To the members of bench and bar who remember what it was like to practice before the world of virtual hearings and rapid-fire emails, I encourage you to reflect upon what we have lost and what we have maintained. True, changing that meeting with opposing counsel next week from a Zoom call to a lunch might seem frivolous. It might even take more time out of your day. But think about what you might gain with an in-person exchange of perspective. A more personable interaction could mean a new or improved professional connection or simply a more enjoyable working relationship; it could mean some insight into the case that would not otherwise be communicated by ones and zeros; or, admittedly, it could just mean a cup of clam chowder. Until we remember what it was like to sit as lawyers across the table from one another, and to see our colleagues as more than a talking head on a computer screen or a disembodied voice on speakerphone, it is difficult to say just how impactful this small gesture could be.

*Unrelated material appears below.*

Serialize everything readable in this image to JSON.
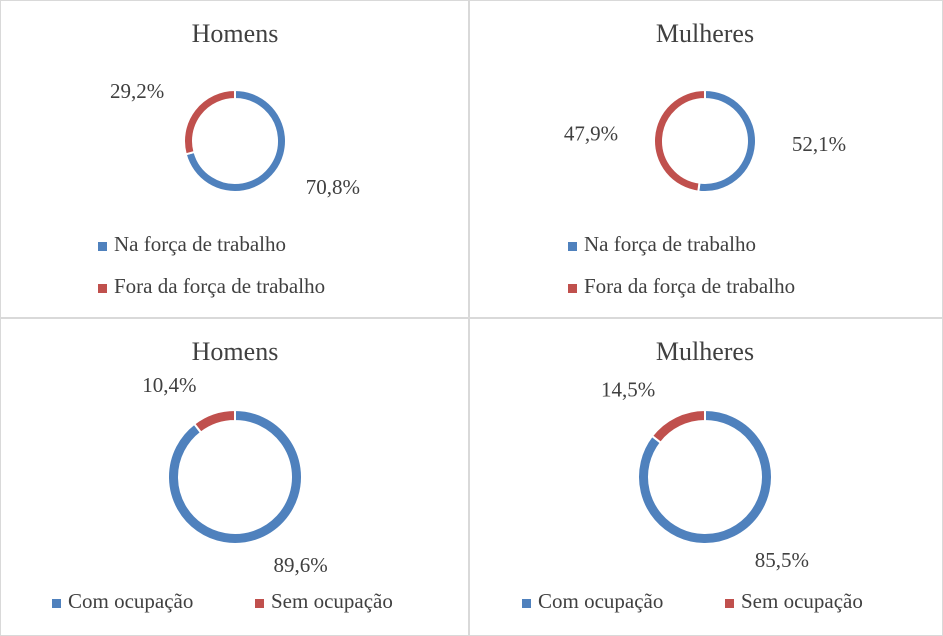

To the young lawyers, for whom the remote-work environment is all you know, a word of caution. Law is not a profession about convenience and reflexive decision-making. It is deliberative, yeoman-like work inescapably bound up in the complexity of human relationships. Embrace that. Master that. Think twice and three times before you press “Send.” Beware the all-too-common temptation to shed your sense of civility and professionalism in the digital world because it will follow you back into the real world. I promise that you will be a better advocate for it.